295 00:28:57.660 ⇒ 00:29:04.050 Demilade Agboola: Alright then, so I just… I said, let me, let me share that as well, since we’re right here.
296 00:29:04.630 ⇒ 00:29:12.340 Samuel Roberts: Totally, totally. And, yeah, I’m gonna kind of process this a little bit. We’ll have the transcript, I took some notes, and then I’m gonna maybe, like.
297 00:29:13.170 ⇒ 00:29:24.950 Samuel Roberts: I don’t know exactly the final form this is gonna take, but I will probably put something together that’s, like, my understanding of things, and then the workflows kind of, like, generally, like you described it, and then some broken down steps, and, like.
298 00:29:25.080 ⇒ 00:29:35.949 Samuel Roberts: we can talk again and make sure that I’m not missing things, or if I am, you know, what other workflows, because we’re trying to hit, like, a certain percentage of workflows documented, which means
299 00:29:36.310 ⇒ 00:29:42.020 Samuel Roberts: Knowing, I guess, all the workflows as best you can, right?

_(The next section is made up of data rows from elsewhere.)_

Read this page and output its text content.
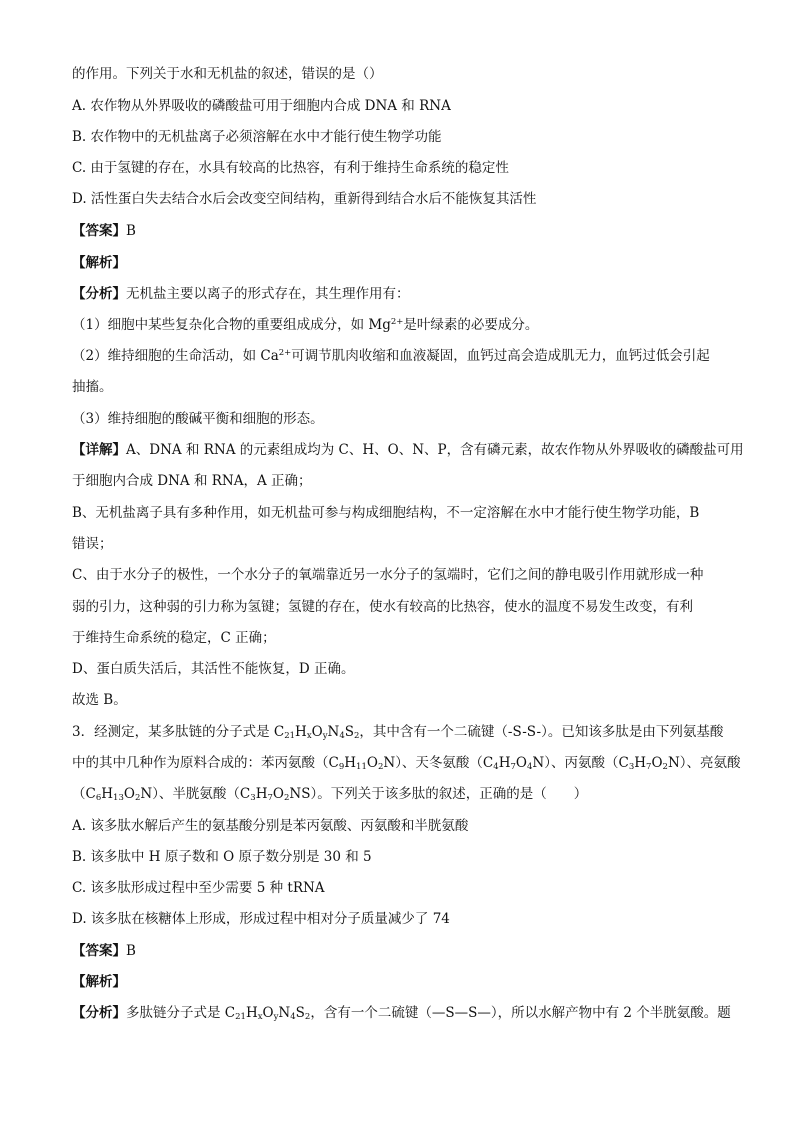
的作用。下列关于水和无机盐的叙述，错误的是（）
A. 农作物从外界吸收的磷酸盐可用于细胞内合成 DNA 和 RNA
B. 农作物中的无机盐离子必须溶解在水中才能行使生物学功能
C. 由于氢键的存在，水具有较高的比热容，有利于维持生命系统的稳定性
D. 活性蛋白失去结合水后会改变空间结构，重新得到结合水后不能恢复其活性
【答案】B
【解析】
【分析】无机盐主要以离子的形式存在，其生理作用有：
（1）细胞中某些复杂化合物的重要组成成分，如 $Mg^{2+}$是叶绿素的必要成分。
（2）维持细胞的生命活动，如 $Ca^{2+}$可调节肌肉收缩和血液凝固，血钙过高会造成肌无力，血钙过低会引起
抽搐。
（3）维持细胞的酸碱平衡和细胞的形态。
【详解】A、DNA 和 RNA 的元素组成均为 C、H、O、N、P，含有磷元素，故农作物从外界吸收的磷酸盐可用
于细胞内合成 DNA 和 RNA，A 正确；
B、无机盐离子具有多种作用，如无机盐可参与构成细胞结构，不一定溶解在水中才能行使生物学功能，B
错误；
C、由于水分子的极性，一个水分子的氧端靠近另一水分子的氢端时，它们之间的静电吸引作用就形成一种
弱的引力，这种弱的引力称为氢键；氢键的存在，使水有较高的比热容，使水的温度不易发生改变，有利
于维持生命系统的稳定，C 正确；
D、蛋白质失活后，其活性不能恢复，D 正确。
故选 B。
3．经测定，某多肽链的分子式是 $C_{21}H_xO_yN_4S_2$，其中含有一个二硫键（-S-S-）。已知该多肽是由下列氨基酸
中的其中几种作为原料合成的：苯丙氨酸$(C_9H_{11}O_2N)$、天冬氨酸$(C_4H_7O_4N)$、丙氨酸$(C_3H_7O_2N)$、亮氨酸
$(C_6H_{13}O_2N)$、半胱氨酸$(C_3H_7O_2NS)$。下列关于该多肽的叙述，正确的是（　　）
A. 该多肽水解后产生的氨基酸分别是苯丙氨酸、丙氨酸和半胱氨酸
B. 该多肽中 H 原子数和 O 原子数分别是 30 和 5
C. 该多肽形成过程中至少需要 5 种 tRNA
D. 该多肽在核糖体上形成，形成过程中相对分子质量减少了 74
【答案】B
【解析】
【分析】多肽链分子式是 $C_{21}H_xO_yN_4S_2$，含有一个二硫键（—S—S—），所以水解产物中有 2 个半胱氨酸。题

Or knowing all the workflows that exist as best you can.
300 00:29:42.140 ⇒ 00:29:44.920 Samuel Roberts: I think the goal was, like, focusing on,
301 00:29:45.430 ⇒ 00:29:53.630 Samuel Roberts: PM and sales, because we know, like, there’s some places we can really, you know, improve margins or revenue,
302 00:29:54.210 ⇒ 00:30:03.580 Samuel Roberts: And then engineering, I think we were looking to document, like, half, and that is, you know, across both teams. So, this at least gives me a good start for that, and I really appreciate it.

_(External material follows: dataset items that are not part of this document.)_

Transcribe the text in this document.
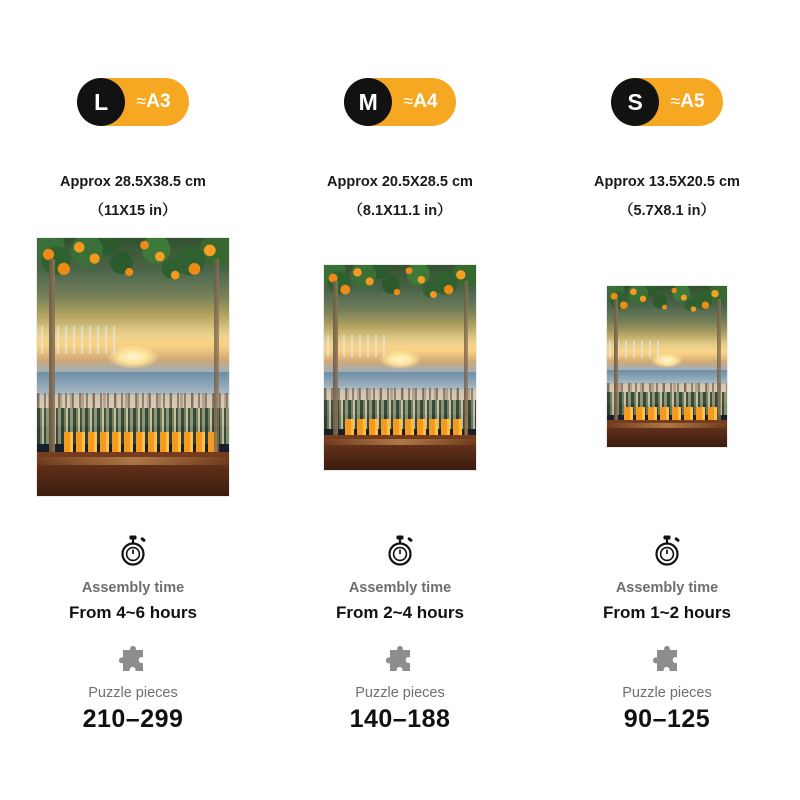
L	≈A3
Approx 28.5X38.5 cm
（11X15 in）
Assembly time
From 4~6 hours
Puzzle pieces
210–299
M	≈A4
Approx 20.5X28.5 cm
（8.1X11.1 in）
Assembly time
From 2~4 hours
Puzzle pieces
140–188
S	≈A5
Approx 13.5X20.5 cm
（5.7X8.1 in）
Assembly time
From 1~2 hours
Puzzle pieces
90–125
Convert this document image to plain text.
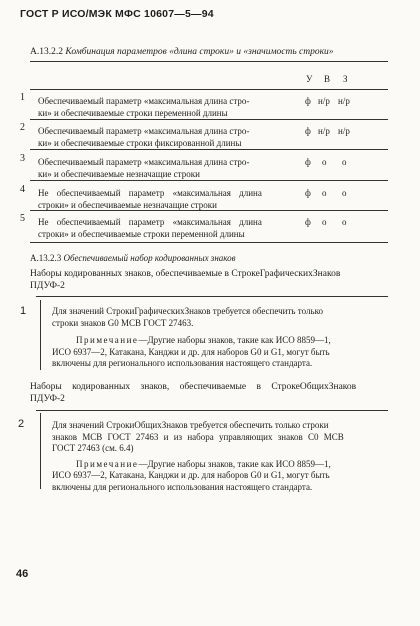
ГОСТ Р ИСО/МЭК МФС 10607—5—94
А.13.2.2 Комбинация параметров «длина строки» и «значимость строки»
У В З
1 Обеспечиваемый параметр «максимальная длина стро-
ки» и обеспечиваемые строки переменной длины
ф н/р н/р
2 Обеспечиваемый параметр «максимальная длина стро-
ки» и обеспечиваемые строки фиксированной длины
ф н/р н/р
3 Обеспечиваемый параметр «максимальная длина стро-
ки» и обеспечиваемые незначащие строки
ф о о
4 Не обеспечиваемый параметр «максимальная длина
строки» и обеспечиваемые незначащие строки
ф о о
5 Не обеспечиваемый параметр «максимальная длина
строки» и обеспечиваемые строки переменной длины
ф о о
А.13.2.3 Обеспечиваемый набор кодированных знаков
Наборы кодированных знаков, обеспечиваемые в СтрокеГрафическихЗнаков
ПДУФ-2
1	Для значений СтрокиГрафическихЗнаков требуется обеспечить только
строки знаков G0 МСВ ГОСТ 27463.
Примечание—Другие наборы знаков, такие как ИСО 8859—1,
ИСО 6937—2, Катакана, Канджи и др. для наборов G0 и G1, могут быть
включены для регионального использования настоящего стандарта.
Наборы кодированных знаков, обеспечиваемые в СтрокеОбщихЗнаков
ПДУФ-2
2	Для значений СтрокиОбщихЗнаков требуется обеспечить только строки
знаков МСВ ГОСТ 27463 и из набора управляющих знаков С0 МСВ
ГОСТ 27463 (см. 6.4)
Примечание—Другие наборы знаков, такие как ИСО 8859—1,
ИСО 6937—2, Катакана, Канджи и др. для наборов G0 и G1, могут быть
включены для регионального использования настоящего стандарта.
46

303 00:30:04.870 ⇒ 00:30:05.730 Demilade Agboola: No problem.
304 00:30:05.730 ⇒ 00:30:08.619 Samuel Roberts: I think besides that, we’re good. Thank you guys for the time.
305 00:30:09.790 ⇒ 00:30:10.870 Casie Aviles: Thank you.
306 00:30:11.600 ⇒ 00:30:13.109 Samuel Roberts: Alrighty. Have a good one, y’all.
307 00:30:13.650 ⇒ 00:30:14.400 Mustafa Raja: Thank you.